Small Porgies here. Been an interesting summer. I'm getting closer to remembering. Traumatic memory is not as bad thought. I have a shoe box under a bed in a room in the house where the abuse took place and I take it out and I guess it is like looking at Polaroids. Anybody have something similar? I can look at some photos for a couple of seconds then everything blurs and vanishes.
one memory came back of my dad driving down the freeway when I was seven. I had my back to the driver side door and I was on his left thigh. He would gun the engine then start to open the door and I could feel myself slipping and seeing the pavement racing below me. I had to black out to get through it.

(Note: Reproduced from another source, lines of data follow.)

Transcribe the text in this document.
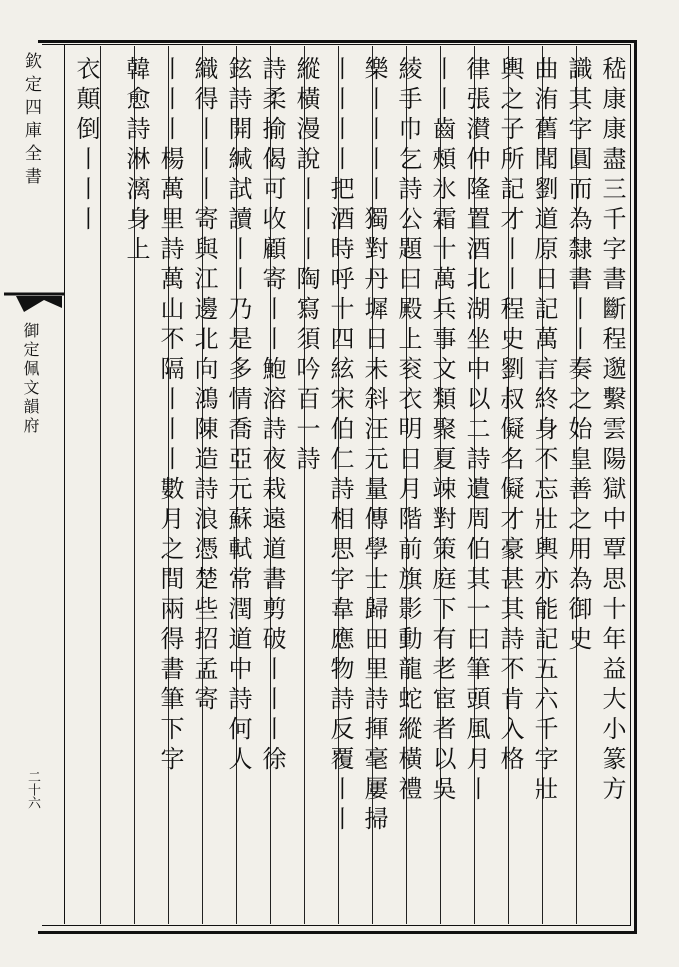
欽定四庫全書
御定佩文韻府
二十六	嵇康康盡三千字書斷程邈繫雲陽獄中覃思十年益大小篆方
識其字圓而為隸書丨丨奏之始皇善之用為御史
曲洧舊聞劉道原日記萬言終身不忘壯輿亦能記五六千字壯
輿之子所記才丨丨程史劉叔儗名儗才豪甚其詩不肯入格
律張濽仲隆置酒北湖坐中以二詩遺周伯其一曰筆頭風月丨
丨丨齒頰氷霜十萬兵事文類聚夏竦對策庭下有老宦者以吳
綾手巾乞詩公題曰殿上衮衣明日月階前旗影動龍蛇縱橫禮
樂丨丨丨丨獨對丹墀日未斜汪元量傳學士歸田里詩揮毫屢掃
丨丨丨丨把酒時呼十四絃宋伯仁詩相思字韋應物詩反覆丨丨
縱橫漫說丨丨丨陶寫須吟百一詩
詩柔揄偈可收顧寄丨丨鮑溶詩夜栽遠道書剪破丨丨丨徐
鉉詩開緘試讀丨丨乃是多情喬亞元蘇軾常潤道中詩何人
織得丨丨丨寄與江邊北向鴻陳造詩浪憑楚些招孟寄
丨丨丨楊萬里詩萬山不隔丨丨丨數月之間兩得書筆下字
韓愈詩淋漓身上
衣顛倒丨丨丨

Anyhow, the problem being I have no ability to take care of myself. Taking care of things like money in the bank, going to the doctor, eating on a regular basis is almost as confusing as reading Chinese. I have no problem, and in fact I excel at helping others achieve their dreams. If I could turn that energy toward me my life would change dramatically. I have no understanding of the words abundance and healthy self care. Homelessness is a common theme for me. I've never been there but I have been very close to it.
My therapist and I tried very hard to find the tapes that are running the program. At the end these two statements popped up. "There is no me and I have no value." So, the homework was to try to prove or disprove these two ideas. I mean I feel I'm on the verge of self nurturing but I eventually take away anything that matters to me because I see it as selfishness. Others first has always been the rallying cry. My therapist actually reminded me that I can no longer help others. My empathy and compassion is killing me. Had no idea that loving myself would be so bloody difficult. Hope you are all well.